All Products
Search
Document Center

Alibaba Cloud Service Mesh:Configure fault injection

Last Updated:Mar 11, 2026

Fault injection introduces deliberate failures into a service mesh to improve fault tolerance, discover client-side bugs, and identify potential faults. Unlike network-layer chaos testing (dropping packets or killing pods), fault injection works at the application layer through Envoy proxies, targeting specific failures like HTTP delays or error codes.

Service Mesh (ASM) supports fault injection through VirtualService resources. The following example injects a delay fault into the HTTPBin service and verifies the result.

Fault injection types

ASM supports two fault types, both configured in a VirtualService:

TypeWhat it simulatesUse case
DelayIncreased network latency or an overloaded upstream serviceTest timeout handling and retry logic
AbortUpstream service failure (HTTP error codes)Test error handling and fallback behavior

The following example demonstrates delay fault injection. For the full VirtualService fault injection API, see Manage virtual services.

Prerequisites

Complete the preparations and deploy the HTTPBin and sleep services. For more information, see Preparations.

Step 1: Verify that the services are running

Before injecting faults, confirm that the HTTPBin service responds normally.

  1. Use kubectl to connect to your Container Service for Kubernetes (ACK) cluster based on the information in the kubeconfig file, and open a shell in the sleep pod:

       kubectl exec -it deploy/sleep -- sh
  2. Send a request to the HTTPBin service:

       curl -I httpbin:8000

    Expected output:

       HTTP/1.1 200 OK
       server: envoy
       date: Fri, 11 Aug 2023 09:50:24 GMT
       content-type: text/html; charset=utf-8
       content-length: 9593
       access-control-allow-origin: *
       access-control-allow-credentials: true
       x-envoy-upstream-service-time: 3

    A 200 OK response with x-envoy-upstream-service-time: 3 confirms that the service responds in about 3 milliseconds with no artificial delay.

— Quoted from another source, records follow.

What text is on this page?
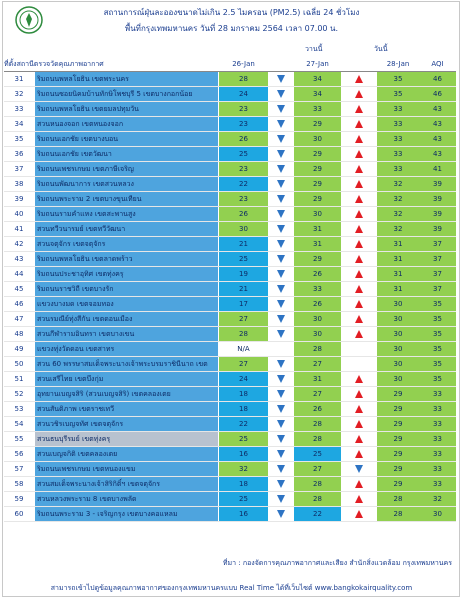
สถานการณ์ฝุ่นละอองขนาดไม่เกิน 2.5 ไมครอน (PM2.5) เฉลี่ย 24 ชั่วโมง
พื้นที่กรุงเทพมหานคร วันที่ 28 มกราคม 2564 เวลา 07.00 น.
วานนี้	วันนี้
ที่ตั้งสถานีตรวจวัดคุณภาพอากาศ	26-Jan	27-Jan	28-Jan	AQI
31	ริมถนนพหลโยธิน เขตพระนคร	28	34	35	46
32	ริมถนนซอยนิคมบ้านทักษิโพชบุรี 5 เขตบางกอกน้อย	24	34	35	46
33	ริมถนนพหลโยธิน เขตยมลปทุมวัน	23	33	33	43
34	สวนหนองจอก เขตหนองจอก	23	29	33	43
35	ริมถนนเอกชัย เขตบางบอน	26	30	33	43
36	ริมถนนเอกชัย เขตวัฒนา	25	29	33	43
37	ริมถนนเพชรเกษม เขตภาษีเจริญ	23	29	33	41
38	ริมถนนพัฒนาการ เขตสวนหลวง	22	29	32	39
39	ริมถนนพระราม 2 เขตบางขุนเทียน	23	29	32	39
40	ริมถนนรามคำแหง เขตสะพานสูง	26	30	32	39
41	สวนทวีวนารมย์ เขตทวีวัฒนา	30	31	32	39
42	สวนจตุจักร เขตจตุจักร	21	31	31	37
43	ริมถนนพหลโยธิน เขตลาดพร้าว	25	29	31	37
44	ริมถนนประชาอุทิศ เขตทุ่งครุ	19	26	31	37
45	ริมถนนราชวิถี เขตบางรัก	21	33	31	37
46	แขวงบางมด เขตจอมทอง	17	26	30	35
47	สวนรมณีย์ทุ่งสีกัน เขตดอนเมือง	27	30	30	35
48	สวนกีฬารามอินทรา เขตบางเขน	28	30	30	35
49	แขวงทุ่งวัดดอน เขตสาทร	N/A	28	30	35
50	สวน 60 พรรษาสมเด็จพระนางเจ้าพระบรมราชินีนาถ เขต	27	27	30	35
51	สวนเสรีไทย เขตบึงกุ่ม	24	31	30	35
52	อุทยานเบญจสิริ (สวนเบญจสิริ) เขตคลองเตย	18	27	29	33
53	สวนสันติภาพ เขตราชเทวี	18	26	29	33
54	สวนวชิรเบญจทัศ เขตจตุจักร	22	28	29	33
55	สวนธนบุรีรมย์ เขตทุ่งครุ	25	28	29	33
56	สวนเบญจกิติ เขตคลองเตย	16	25	29	33
57	ริมถนนเพชรเกษม เขตหนองแขม	32	27	29	33
58	สวนสมเด็จพระนางเจ้าสิริกิติ์ฯ เขตจตุจักร	18	28	29	33
59	สวนหลวงพระราม 8 เขตบางพลัด	25	28	28	32
60	ริมถนนพระราม 3 - เจริญกรุง เขตบางคอแหลม	16	22	28	30
ที่มา : กองจัดการคุณภาพอากาศและเสียง สำนักสิ่งแวดล้อม กรุงเทพมหานคร
สามารถเข้าไปดูข้อมูลคุณภาพอากาศของกรุงเทพมหานครแบบ Real Time ได้ที่เว็บไซต์ www.bangkokairquality.com
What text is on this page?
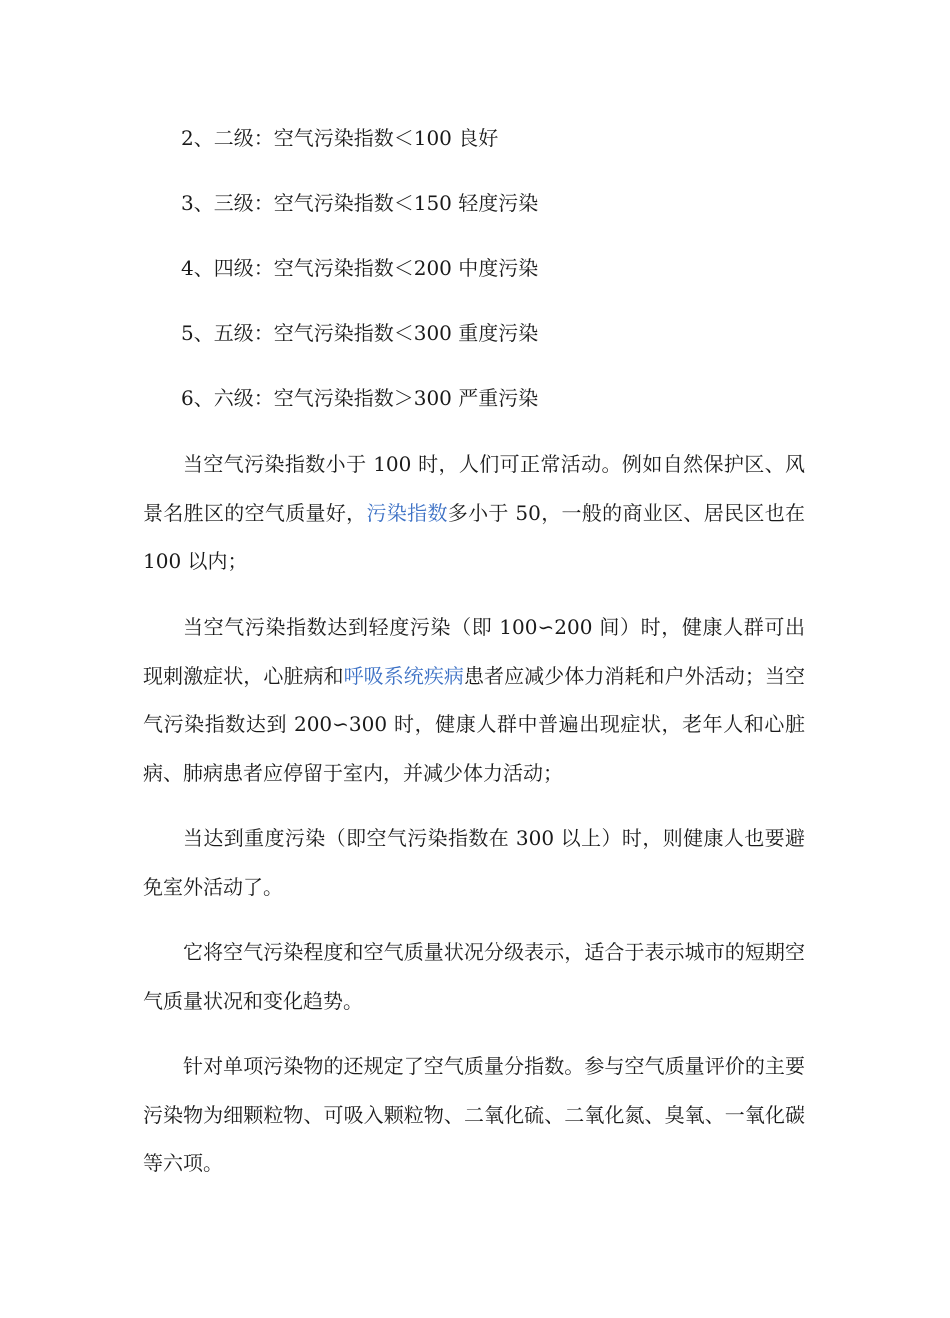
2、二级：空气污染指数＜100 良好
3、三级：空气污染指数＜150 轻度污染
4、四级：空气污染指数＜200 中度污染
5、五级：空气污染指数＜300 重度污染
6、六级：空气污染指数＞300 严重污染
当空气污染指数小于 100 时，人们可正常活动。例如自然保护区、风景名胜区的空气质量好，污染指数多小于 50，一般的商业区、居民区也在 100 以内；
当空气污染指数达到轻度污染（即 100∽200 间）时，健康人群可出现刺激症状，心脏病和呼吸系统疾病患者应减少体力消耗和户外活动；当空气污染指数达到 200∽300 时，健康人群中普遍出现症状，老年人和心脏病、肺病患者应停留于室内，并减少体力活动；
当达到重度污染（即空气污染指数在 300 以上）时，则健康人也要避免室外活动了。
它将空气污染程度和空气质量状况分级表示，适合于表示城市的短期空气质量状况和变化趋势。
针对单项污染物的还规定了空气质量分指数。参与空气质量评价的主要污染物为细颗粒物、可吸入颗粒物、二氧化硫、二氧化氮、臭氧、一氧化碳等六项。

Step 2: Inject a delay fault

Create a VirtualService that adds a 5-second delay to all requests to the HTTPBin service.

Apply the following YAML through the ASM console or kubectl. For detailed steps, see Manage virtual services.

apiVersion: networking.istio.io/v1beta1
kind: VirtualService
metadata:
  name: httpbin-vs
  namespace: default
spec:
  hosts:
    - httpbin
  http:
    - fault:
        delay:
          fixedDelay: 5s
          percentage:
            value: 100
      route:
        - destination:
            host: httpbin

Key fields:

FieldDescription
fault.delay.fixedDelayDuration of the injected delay. Set to 5s in this example.
fault.delay.percentage.valuePercentage of requests affected. 100 means all requests are delayed.
hostsTarget service. Requests to httpbin are matched.
route.destination.hostUpstream service that receives the request after the delay.

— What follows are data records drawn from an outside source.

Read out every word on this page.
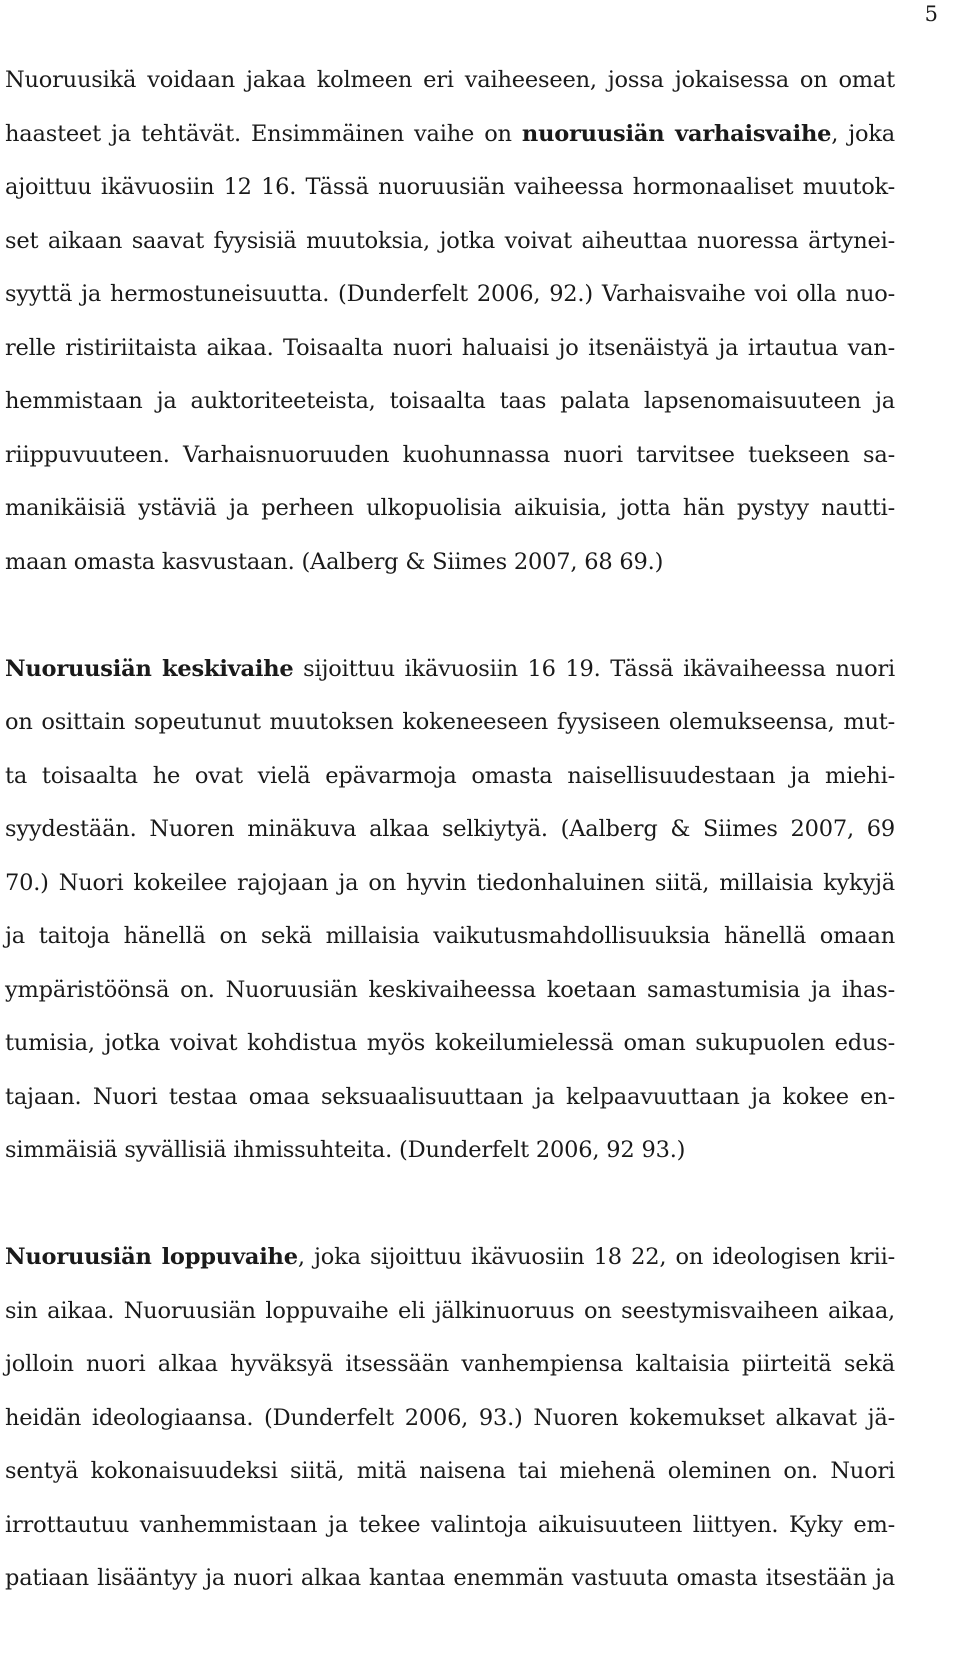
5
Nuoruusikä voidaan jakaa kolmeen eri vaiheeseen, jossa jokaisessa on omat
haasteet ja tehtävät. Ensimmäinen vaihe on nuoruusiän varhaisvaihe, joka
ajoittuu ikävuosiin 12 16. Tässä nuoruusiän vaiheessa hormonaaliset muutok-
set aikaan saavat fyysisiä muutoksia, jotka voivat aiheuttaa nuoressa ärtynei-
syyttä ja hermostuneisuutta. (Dunderfelt 2006, 92.) Varhaisvaihe voi olla nuo-
relle ristiriitaista aikaa. Toisaalta nuori haluaisi jo itsenäistyä ja irtautua van-
hemmistaan ja auktoriteeteista, toisaalta taas palata lapsenomaisuuteen ja
riippuvuuteen. Varhaisnuoruuden kuohunnassa nuori tarvitsee tuekseen sa-
manikäisiä ystäviä ja perheen ulkopuolisia aikuisia, jotta hän pystyy nautti-
maan omasta kasvustaan. (Aalberg & Siimes 2007, 68 69.)
Nuoruusiän keskivaihe sijoittuu ikävuosiin 16 19. Tässä ikävaiheessa nuori
on osittain sopeutunut muutoksen kokeneeseen fyysiseen olemukseensa, mut-
ta toisaalta he ovat vielä epävarmoja omasta naisellisuudestaan ja miehi-
syydestään. Nuoren minäkuva alkaa selkiytyä. (Aalberg & Siimes 2007, 69
70.) Nuori kokeilee rajojaan ja on hyvin tiedonhaluinen siitä, millaisia kykyjä
ja taitoja hänellä on sekä millaisia vaikutusmahdollisuuksia hänellä omaan
ympäristöönsä on. Nuoruusiän keskivaiheessa koetaan samastumisia ja ihas-
tumisia, jotka voivat kohdistua myös kokeilumielessä oman sukupuolen edus-
tajaan. Nuori testaa omaa seksuaalisuuttaan ja kelpaavuuttaan ja kokee en-
simmäisiä syvällisiä ihmissuhteita. (Dunderfelt 2006, 92 93.)
Nuoruusiän loppuvaihe, joka sijoittuu ikävuosiin 18 22, on ideologisen krii-
sin aikaa. Nuoruusiän loppuvaihe eli jälkinuoruus on seestymisvaiheen aikaa,
jolloin nuori alkaa hyväksyä itsessään vanhempiensa kaltaisia piirteitä sekä
heidän ideologiaansa. (Dunderfelt 2006, 93.) Nuoren kokemukset alkavat jä-
sentyä kokonaisuudeksi siitä, mitä naisena tai miehenä oleminen on. Nuori
irrottautuu vanhemmistaan ja tekee valintoja aikuisuuteen liittyen. Kyky em-
patiaan lisääntyy ja nuori alkaa kantaa enemmän vastuuta omasta itsestään ja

Step 3: Verify the delay fault

After applying the VirtualService, confirm that requests to HTTPBin are now delayed by 5 seconds.

  1. Open a shell in the sleep pod:

       kubectl exec -it deploy/sleep -- sh
  2. Send a request and measure the total response time:

       curl -w "Total time: %{time_total} seconds\n" -I httpbin:80

    Expected output:

       HTTP/1.1 200 OK
       server: istio-envoy
       date: Sun, 27 Aug 2023 12:41:05 GMT
       content-type: text/html; charset=utf-8
       content-length: 9593
       access-control-allow-origin: *
       access-control-allow-credentials: true
       x-envoy-upstream-service-time: 3
    
       Total time: 5.008333 seconds

Interpret the results

Compare the output from Step 1 and Step 3:

MetricBefore fault injectionAfter fault injection
Total response time~3 ms~5 seconds
Server headerenvoyistio-envoy
HTTP status200 OK200 OK

The response still succeeds with 200 OK, but the total time increased from milliseconds to about 5 seconds, matching the fixedDelay: 5s configuration. The server header changed to istio-envoy, indicating that the ASM sidecar proxy is actively processing the request and injecting the delay.

Delay fault injection is especially useful for discovering timeout mismatches across a microservice call chain. If an upstream service has a hard-coded timeout shorter than the injected delay, the test exposes that bug before it causes production incidents.

What's next

  • Adjust the percentage.value field to inject delays on a subset of traffic (for example, set it to 50 to delay 50% of requests).

  • Replace the delay block with an abort block to return HTTP error codes instead of delays. For the API specification, see Manage virtual services.

  • Add header-based match conditions to scope fault injection to specific users or traffic subsets, keeping other traffic unaffected.